If you have a look at how LINQ extension methods are implemented using Reflector, you can see that a few extension methods on IEnumerable<T>, such as Count(), attempt to cast the sequence to an ICollection<T> or an IList<T> to optimize the operation (for example, using the ICollection<T>.Count property instead of iterating through an IEnumerable<T> and counting the elements). So your best bet is most likely to accept an IEnumerable<T> and then do this kind of optimizations if ICollection<T> or IList<T> are available.

I think one version accepting IEnumerable<T> would be the way to go, and check inside the method if the parameter is one of the more derived collection types. With three versions as you propose, you lose the efficiency benefit if someone passes you a (runtime) IList<T> that the compiler statically considers an IEnumerable<T>:

        IList<string> stringList = new List<string> { "A", "B", "C" };
        IEnumerable<string> seq = stringList;
        Extensions.GetMiddle(stringList); // calls IList version
        Extensions.GetMiddle(seq);        // calls IEnumerable version

I d say it s uncommon, and potentially confusing, so would be unlikely to be a good choice for a public API.

You could accept an IEnumerable<T> parameter, and internally check if it is in fact an ICollection<T> or IList<T>, and optimize accordingly.

This might be analagous to some of the optimizations in some of the IEnumerable<T> extension methods in the .NET 3.5 Framework.

I am really indifferent. If I saw it your way I would not think anything of it. But Joe s idea has merit. It might look like the following.

public static T GetMiddle<T>(IEnumerable<T> values)
{
  if (values is IList<T>) return GetMiddle((IList<T>)values);
  if (values is ICollection<T>) return GetMiddle((ICollection<T>)values);

  // Use the default implementation here.
}

private static T GetMiddle<T>(ICollection<T> values)
{
}

private static T GetMiddle<T>(IList<T> values)
{
}

While it is legal to overload a method to accept either a base type or a derived type, with all other parameters being otherwise identical, it is only advantageous to do so if the compiler will often be able to identify the latter form as being a better match. Because it would be very common for objects which implement ICollection<T> to be passed around by code which only needs an IEnumerable<T>, it would be very common for implementations of ICollection<T> to be passed into the IEnumerable<T> overload. Consequently, the IEnumerable<T> overload should probably check whether a passed-in object implements ICollection<T> and handle then specially if so.
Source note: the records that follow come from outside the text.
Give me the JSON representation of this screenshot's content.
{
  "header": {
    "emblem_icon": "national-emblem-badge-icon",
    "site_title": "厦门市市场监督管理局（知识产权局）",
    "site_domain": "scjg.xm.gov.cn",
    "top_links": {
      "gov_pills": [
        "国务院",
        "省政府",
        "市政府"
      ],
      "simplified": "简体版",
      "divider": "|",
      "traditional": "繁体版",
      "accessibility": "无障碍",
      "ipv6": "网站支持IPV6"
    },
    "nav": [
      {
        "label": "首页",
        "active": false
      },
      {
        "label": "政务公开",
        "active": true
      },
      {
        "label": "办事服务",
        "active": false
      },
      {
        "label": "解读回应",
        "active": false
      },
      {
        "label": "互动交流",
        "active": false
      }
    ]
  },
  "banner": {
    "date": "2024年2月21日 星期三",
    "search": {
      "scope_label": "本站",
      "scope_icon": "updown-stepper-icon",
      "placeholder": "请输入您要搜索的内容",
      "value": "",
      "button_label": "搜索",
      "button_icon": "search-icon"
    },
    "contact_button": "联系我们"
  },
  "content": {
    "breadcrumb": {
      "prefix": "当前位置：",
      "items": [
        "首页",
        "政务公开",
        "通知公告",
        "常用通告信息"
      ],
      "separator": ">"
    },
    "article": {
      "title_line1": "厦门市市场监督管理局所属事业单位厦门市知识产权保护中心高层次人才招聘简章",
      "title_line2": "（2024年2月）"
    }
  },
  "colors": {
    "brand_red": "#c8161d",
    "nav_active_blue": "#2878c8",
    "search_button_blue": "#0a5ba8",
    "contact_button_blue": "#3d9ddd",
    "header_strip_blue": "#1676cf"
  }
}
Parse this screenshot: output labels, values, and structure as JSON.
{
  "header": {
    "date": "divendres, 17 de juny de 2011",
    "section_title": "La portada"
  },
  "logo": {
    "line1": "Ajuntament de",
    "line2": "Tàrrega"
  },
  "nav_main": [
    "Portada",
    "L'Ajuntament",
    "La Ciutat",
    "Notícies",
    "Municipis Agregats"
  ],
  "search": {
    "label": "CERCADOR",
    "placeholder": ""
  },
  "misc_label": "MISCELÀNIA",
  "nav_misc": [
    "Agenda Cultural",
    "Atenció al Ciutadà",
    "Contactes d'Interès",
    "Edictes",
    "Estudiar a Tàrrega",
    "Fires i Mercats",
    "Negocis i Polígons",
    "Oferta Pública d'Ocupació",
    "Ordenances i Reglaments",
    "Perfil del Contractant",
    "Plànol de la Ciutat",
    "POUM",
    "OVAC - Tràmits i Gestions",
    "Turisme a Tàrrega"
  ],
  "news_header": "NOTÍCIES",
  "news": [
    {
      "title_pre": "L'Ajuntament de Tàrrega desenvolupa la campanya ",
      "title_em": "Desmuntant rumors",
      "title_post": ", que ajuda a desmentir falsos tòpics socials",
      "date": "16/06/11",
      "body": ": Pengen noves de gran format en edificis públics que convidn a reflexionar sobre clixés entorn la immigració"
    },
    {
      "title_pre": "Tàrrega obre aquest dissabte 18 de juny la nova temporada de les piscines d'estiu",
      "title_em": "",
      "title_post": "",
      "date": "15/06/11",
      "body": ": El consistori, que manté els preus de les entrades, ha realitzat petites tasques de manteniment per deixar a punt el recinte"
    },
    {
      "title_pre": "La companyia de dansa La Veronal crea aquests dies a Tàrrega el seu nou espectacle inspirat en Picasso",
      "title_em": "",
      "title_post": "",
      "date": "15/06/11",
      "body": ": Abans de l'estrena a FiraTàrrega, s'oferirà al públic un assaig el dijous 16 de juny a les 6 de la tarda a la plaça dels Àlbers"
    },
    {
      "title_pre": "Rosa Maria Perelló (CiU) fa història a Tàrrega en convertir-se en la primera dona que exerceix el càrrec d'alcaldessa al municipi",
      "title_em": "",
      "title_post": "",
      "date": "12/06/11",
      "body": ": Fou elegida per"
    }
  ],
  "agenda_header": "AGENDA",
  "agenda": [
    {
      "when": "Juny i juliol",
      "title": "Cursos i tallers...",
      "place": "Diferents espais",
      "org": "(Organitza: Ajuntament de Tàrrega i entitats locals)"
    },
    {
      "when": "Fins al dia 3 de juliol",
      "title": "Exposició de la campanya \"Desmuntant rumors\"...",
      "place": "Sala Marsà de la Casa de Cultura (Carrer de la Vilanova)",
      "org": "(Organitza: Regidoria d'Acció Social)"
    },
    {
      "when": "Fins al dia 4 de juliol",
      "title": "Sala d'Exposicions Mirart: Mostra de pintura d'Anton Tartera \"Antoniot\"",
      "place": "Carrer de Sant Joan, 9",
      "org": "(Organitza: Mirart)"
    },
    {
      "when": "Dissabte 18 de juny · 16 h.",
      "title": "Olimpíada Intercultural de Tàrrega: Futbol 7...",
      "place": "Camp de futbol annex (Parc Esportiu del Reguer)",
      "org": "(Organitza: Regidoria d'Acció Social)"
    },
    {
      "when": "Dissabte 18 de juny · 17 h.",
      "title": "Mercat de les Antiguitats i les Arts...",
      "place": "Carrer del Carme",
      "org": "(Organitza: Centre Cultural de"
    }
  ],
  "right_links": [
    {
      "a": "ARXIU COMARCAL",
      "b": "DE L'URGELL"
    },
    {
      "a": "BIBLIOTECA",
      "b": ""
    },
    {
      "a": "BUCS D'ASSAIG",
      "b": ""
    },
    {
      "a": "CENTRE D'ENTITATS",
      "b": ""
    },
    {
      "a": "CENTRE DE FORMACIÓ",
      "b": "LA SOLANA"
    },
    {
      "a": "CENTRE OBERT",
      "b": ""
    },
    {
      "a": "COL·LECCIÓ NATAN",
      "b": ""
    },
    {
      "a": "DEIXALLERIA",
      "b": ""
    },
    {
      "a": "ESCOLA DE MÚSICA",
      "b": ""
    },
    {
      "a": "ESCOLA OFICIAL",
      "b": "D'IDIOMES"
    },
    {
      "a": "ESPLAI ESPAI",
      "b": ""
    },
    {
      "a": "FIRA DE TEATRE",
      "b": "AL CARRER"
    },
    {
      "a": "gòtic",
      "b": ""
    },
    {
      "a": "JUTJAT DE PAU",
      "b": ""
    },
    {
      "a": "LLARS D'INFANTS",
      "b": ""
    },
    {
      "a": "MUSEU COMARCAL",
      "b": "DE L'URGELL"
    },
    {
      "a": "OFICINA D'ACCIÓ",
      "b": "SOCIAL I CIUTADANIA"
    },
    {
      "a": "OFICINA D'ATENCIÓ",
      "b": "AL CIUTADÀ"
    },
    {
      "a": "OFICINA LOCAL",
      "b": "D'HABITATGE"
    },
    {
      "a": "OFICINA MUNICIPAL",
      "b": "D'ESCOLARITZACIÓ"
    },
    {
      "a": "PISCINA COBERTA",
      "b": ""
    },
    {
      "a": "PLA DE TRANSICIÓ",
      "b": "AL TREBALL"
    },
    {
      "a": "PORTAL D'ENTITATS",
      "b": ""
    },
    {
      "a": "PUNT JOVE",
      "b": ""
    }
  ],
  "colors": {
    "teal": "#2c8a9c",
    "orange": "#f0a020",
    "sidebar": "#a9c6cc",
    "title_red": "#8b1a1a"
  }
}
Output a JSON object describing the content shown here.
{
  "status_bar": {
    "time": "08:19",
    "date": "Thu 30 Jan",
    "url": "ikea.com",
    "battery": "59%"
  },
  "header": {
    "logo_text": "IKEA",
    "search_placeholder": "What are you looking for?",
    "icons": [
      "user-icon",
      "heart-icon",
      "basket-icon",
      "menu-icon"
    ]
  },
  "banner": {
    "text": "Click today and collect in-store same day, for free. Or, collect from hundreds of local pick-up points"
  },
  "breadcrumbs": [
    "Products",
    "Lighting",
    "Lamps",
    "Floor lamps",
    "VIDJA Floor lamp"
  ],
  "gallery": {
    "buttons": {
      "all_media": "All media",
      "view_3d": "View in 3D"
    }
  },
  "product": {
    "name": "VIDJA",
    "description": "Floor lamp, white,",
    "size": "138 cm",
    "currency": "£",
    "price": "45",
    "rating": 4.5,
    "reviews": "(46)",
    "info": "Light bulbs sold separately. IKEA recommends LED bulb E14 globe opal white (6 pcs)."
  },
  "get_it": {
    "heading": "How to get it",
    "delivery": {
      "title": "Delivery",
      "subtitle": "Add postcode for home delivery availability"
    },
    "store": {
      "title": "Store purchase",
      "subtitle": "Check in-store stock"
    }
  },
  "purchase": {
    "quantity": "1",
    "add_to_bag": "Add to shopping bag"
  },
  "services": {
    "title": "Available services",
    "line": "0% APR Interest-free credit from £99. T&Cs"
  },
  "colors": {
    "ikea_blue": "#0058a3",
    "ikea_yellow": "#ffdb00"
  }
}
If the most natural way of implementing the logic for an ICollection<T> would be to write a special method for it, there would be nothing particularly wrong with having a public overload which accepts an ICollection<T>, and having the IEnumerable<T> overload call the ICollection<T> one if given an object that implements ICollection<T>. Having such an overload be public wouldn t add much value, but it likely wouldn t hurt anything either. On the other hand, in situations where an object implements both IEnumerable<T> and ICollection, but not ICollection<T> (for example, a List<Cat> implements IEnumerable<Animal> and ICollection, but not ICollection<Animal>), one might want to use both interfaces, but that could not be done without either typecasting in the method that uses them, or passing the method which uses them both an ICollection reference and an IEnumerable<T> reference. The latter would be very ugly in a public method, and the former approach would lose the benefits of overloading.

Usually when designing interfaces you want to accept a lowest common denominator type for the arguments. For return types it is a matter of some debate. I generally think creating the above overloads is overkill. It s biggest problem is the introduction of unneeded code-paths that now must be tested. Better to have one method that performs the operation one way and works 100% of the time. With the given overloads above you might have an inconsistency in behavior and not even realize it, or worse yet you may accidentally introduce a change in one and not in the other copies.

If you can do it with IEnumerable<T> then use that, if not then use the least interface needed.

No. It s certainly uncommon.

Anyway. Since IList<T> inherits from ICollection<T> and IEnumerable<T>, and ICollection<T> inherits from IEnumerable<T>, your only concern would be performance in IEnumerable<T> types.

I just see no reason to overload the function in that way, providing different signatures to achieve exactly the same result and accepting exactly the same types as parameter (no matter if you have an IEnumerable<T> or IList<T>, you would be able to pass it to any of the three overloads); that would just cause confusion.

When you overload a function, is just to provide a way to pass a different type of parameter that you cannot pass to the function if it would not have that signature.

Don t optimize unless it s really necessary. If you want to optimize, do it undercover. You won t pretend someone using your class to be aware of that "optimization" in order to decide which method signature to use, right?